Students no longer need rely on bathroom walls for this kind of referral: I’m told that students at my own alma mater now use a classifieds board on LiveJournal to exchange info, rides and for sale items.
If the Internet can improve on bathroom graffiti as an information resource, I figure it can amplify the expressive and creative impact, too. The power of bathroom graffiti lies in its spontaneity, its intimacy (think about what you’re doing while you look at it), its honesty and its illicitness. Humour plays a frequent role, too.
But these qualities are also limiting, as I’ve realized in tweeting about the graffiti here at Emily Carr.
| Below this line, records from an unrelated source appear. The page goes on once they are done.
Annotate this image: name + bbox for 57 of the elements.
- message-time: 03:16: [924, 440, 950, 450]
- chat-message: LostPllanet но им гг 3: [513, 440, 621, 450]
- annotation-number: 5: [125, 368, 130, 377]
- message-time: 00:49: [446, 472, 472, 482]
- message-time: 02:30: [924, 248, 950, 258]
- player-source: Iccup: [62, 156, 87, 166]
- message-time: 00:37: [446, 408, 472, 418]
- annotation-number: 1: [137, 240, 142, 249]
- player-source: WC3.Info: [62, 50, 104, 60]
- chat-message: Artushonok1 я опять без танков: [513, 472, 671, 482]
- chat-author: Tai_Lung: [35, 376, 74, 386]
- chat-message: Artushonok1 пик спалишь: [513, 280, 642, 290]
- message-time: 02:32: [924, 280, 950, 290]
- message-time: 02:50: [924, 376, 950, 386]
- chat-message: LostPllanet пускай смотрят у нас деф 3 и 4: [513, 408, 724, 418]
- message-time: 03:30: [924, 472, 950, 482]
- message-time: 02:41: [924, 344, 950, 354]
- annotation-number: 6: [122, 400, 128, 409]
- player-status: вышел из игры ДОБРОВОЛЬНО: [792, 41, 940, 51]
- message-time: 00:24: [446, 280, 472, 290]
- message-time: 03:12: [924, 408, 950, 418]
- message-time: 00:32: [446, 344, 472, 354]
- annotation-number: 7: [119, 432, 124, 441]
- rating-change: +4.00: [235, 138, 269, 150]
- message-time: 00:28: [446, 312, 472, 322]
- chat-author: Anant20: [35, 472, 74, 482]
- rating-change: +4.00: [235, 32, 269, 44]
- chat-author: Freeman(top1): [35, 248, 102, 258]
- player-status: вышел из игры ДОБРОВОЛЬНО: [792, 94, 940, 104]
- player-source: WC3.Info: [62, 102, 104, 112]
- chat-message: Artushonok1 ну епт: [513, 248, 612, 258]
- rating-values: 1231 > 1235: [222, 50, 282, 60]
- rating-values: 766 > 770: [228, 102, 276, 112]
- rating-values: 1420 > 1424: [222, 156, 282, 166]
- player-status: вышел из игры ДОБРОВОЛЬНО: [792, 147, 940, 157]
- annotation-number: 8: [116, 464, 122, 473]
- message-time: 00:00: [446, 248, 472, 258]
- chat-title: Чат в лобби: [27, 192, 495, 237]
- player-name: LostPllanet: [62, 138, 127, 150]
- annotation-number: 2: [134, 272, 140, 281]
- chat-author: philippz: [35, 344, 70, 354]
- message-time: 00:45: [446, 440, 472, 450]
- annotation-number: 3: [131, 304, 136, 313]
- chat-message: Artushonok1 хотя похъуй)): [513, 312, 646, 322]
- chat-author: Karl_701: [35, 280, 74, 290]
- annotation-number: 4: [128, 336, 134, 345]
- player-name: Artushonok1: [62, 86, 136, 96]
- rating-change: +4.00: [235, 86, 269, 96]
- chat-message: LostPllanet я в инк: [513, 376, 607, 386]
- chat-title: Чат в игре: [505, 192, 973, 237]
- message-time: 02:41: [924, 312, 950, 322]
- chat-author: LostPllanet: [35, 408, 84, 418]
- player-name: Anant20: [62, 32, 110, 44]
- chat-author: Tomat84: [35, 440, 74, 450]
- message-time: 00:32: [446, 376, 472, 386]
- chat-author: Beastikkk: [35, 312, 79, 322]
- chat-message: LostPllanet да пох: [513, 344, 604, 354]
People want to see the great images I’ve been tweeting about, but bathrooms are limited both by gender and geography. If you’re a guy here in Vancouver, I can sneak you into the ladies’ room once I’ve determined that it’s empty, but if you’re tweeting me from New York or Toronto, you’re out of luck.
And then there’s the monotony. When I’m at work, I almost always use the bathrooms closest to my office, so I have more or less exhausted what its four stalls have to offer (thus the excitement over a new year and a fresh crop of sarcastic, angst-ridden doodlers).
A potential solution to both sets of problems is bathroom-based image sharing. Here’s how it could work:
- Step 1: Take a picture of the graffiti in a bathroom stall at Emily Carr, and upload it to the web.
- Step 2: Use a system like QR codes or Stickybits to assign a bar code to the now-online bathroom photo.
- Step 3: Print out the QR code on a sticker, or take a Stickybit that has the bar code for the bathroom snapshot.
- Step 4: Visit another bathroom elsewhere in the building — or better yet, elsewhere in the city or world — and slap the QR code or Stickybit onto the wall of a bathroom stall there.
Now, anyone who is peeing in that other bathroom can use a QR Code scanner or the Stickybits application to scan the code that’s been left behind; their smartphone will take them to the online picture of the graffiti from another bathroom.
A system like this could be used to develop a network of displaced bathroom graffiti that moves images from one stall to the other. Finally, the boys can see what’s in the girls’ room, and vice versa. Graffiti that gets erased by diligent custodians will be preserved forever online. Heck, you could get really crazy and save custodians from that work by simply uploading your images to the web in the first place, and using a code sticker rather than a marker to place your heartfelt expressions on a bathroom wall.
What’s the name for this network? “Pee It Forward.”